I was pleasantly surprised by the culture of openness in Silicon Valley; people here truly want to help each other and share their insights. I see a strong commonality between Silicon Valley and the Lehigh network in this sense. Sandy Stelling ‘91, Managing Director of Process Engineering at Alaska Airlines, epitomizes this willingness to share knowledge. Sandy gave us a candid look at her journey, from graduating with her degree in mechanical engineering from Lehigh, through her numerous roles within the aeronautical industry, to where she is now at Alaska Airlines. I saw a lot of myself in Sandy; like me, she played soccer and was a sweeper, which enabled her to see the field- something she views as a part of how she thinks in her work with systems. She, too, is an engineer, and cares deeply about creativity and autonomy. What was most important for me to hear from her was to “bring your whole self to work.” Often times, there is an unspoken pressure to completely separate our personality, our emotions, and our other identities from our work life. However, much like Sandy, I’ve realized that I perform best when I can be authentic. The human experience is here to stay, so I plan to embrace it and allow my true self to be a part of my contributions to an organization.

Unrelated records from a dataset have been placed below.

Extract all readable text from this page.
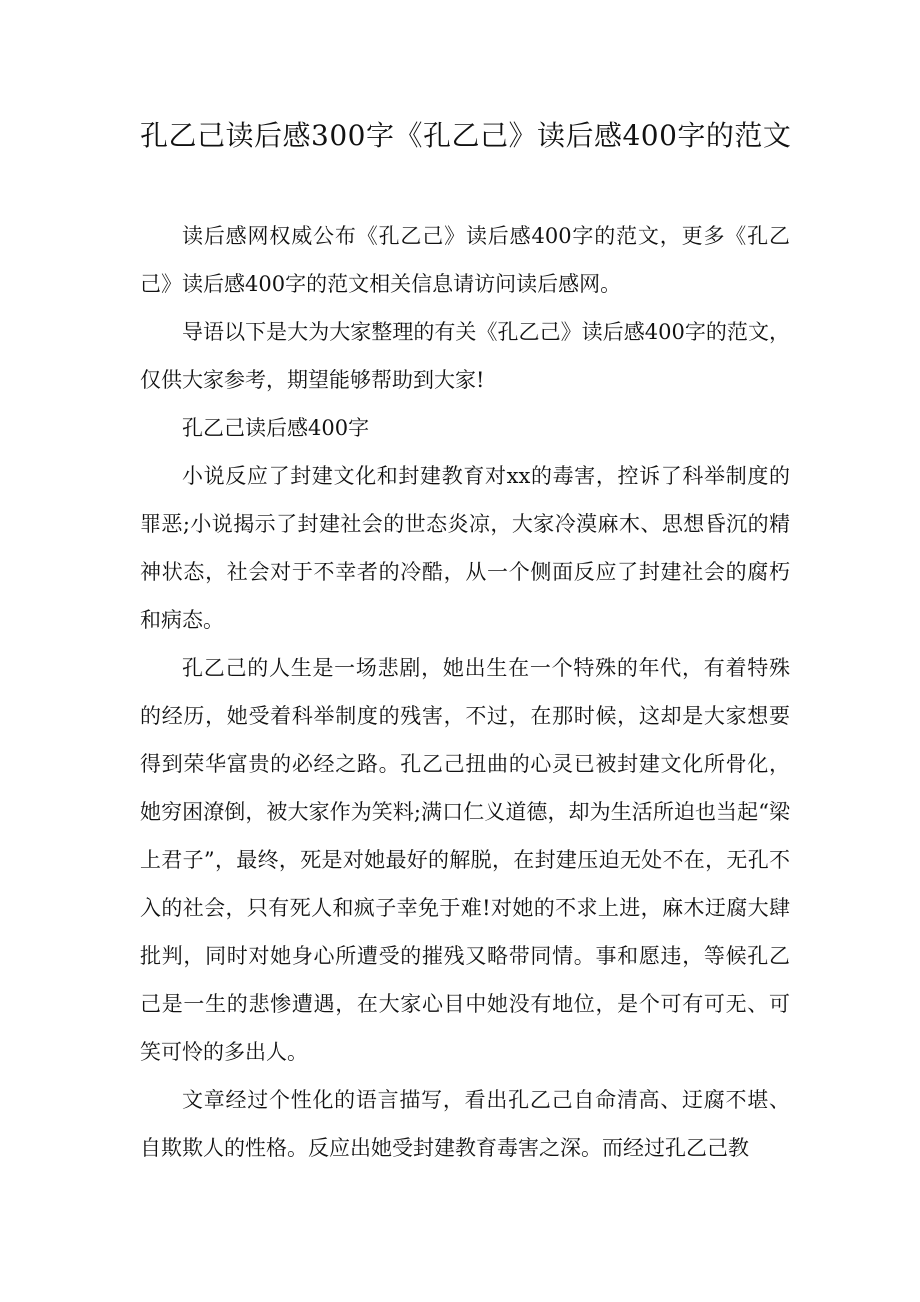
孔乙己读后感300字《孔乙己》读后感400字的范文

读后感网权威公布《孔乙己》读后感400字的范文，更多《孔乙己》读后感400字的范文相关信息请访问读后感网。

导语以下是大为大家整理的有关《孔乙己》读后感400字的范文，仅供大家参考，期望能够帮助到大家!

孔乙己读后感400字

小说反应了封建文化和封建教育对xx的毒害，控诉了科举制度的罪恶;小说揭示了封建社会的世态炎凉，大家冷漠麻木、思想昏沉的精神状态，社会对于不幸者的冷酷，从一个侧面反应了封建社会的腐朽和病态。

孔乙己的人生是一场悲剧，她出生在一个特殊的年代，有着特殊的经历，她受着科举制度的残害，不过，在那时候，这却是大家想要得到荣华富贵的必经之路。孔乙己扭曲的心灵已被封建文化所骨化，她穷困潦倒，被大家作为笑料;满口仁义道德，却为生活所迫也当起“梁上君子”，最终，死是对她最好的解脱，在封建压迫无处不在，无孔不入的社会，只有死人和疯子幸免于难!对她的不求上进，麻木迂腐大肆批判，同时对她身心所遭受的摧残又略带同情。事和愿违，等候孔乙己是一生的悲惨遭遇，在大家心目中她没有地位，是个可有可无、可笑可怜的多出人。

文章经过个性化的语言描写，看出孔乙己自命清高、迂腐不堪、自欺欺人的性格。反应出她受封建教育毒害之深。而经过孔乙己教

LSV has truly transformed the way I view myself and the world around me. I will continue to develop my entrepreneurial mindset, and amplify it in everything I do. I am honored to have spent the last 8 days learning not only from some of the most insightful speakers I’ve ever had the opportunity to engage with, but also from my curious peers. I found myself learning from them and their thoughtful questions just as much as I learned from our incredible guests themselves. I know this group will go on to pursue great challenges, and I look forward to seeing where it takes us. In the words of Ann Lewnes ‘83, CMO of Adobe, “Find someone that’s on a path to greatness, and stick with them.” I’ve already found 54 such people, and for that, I am grateful.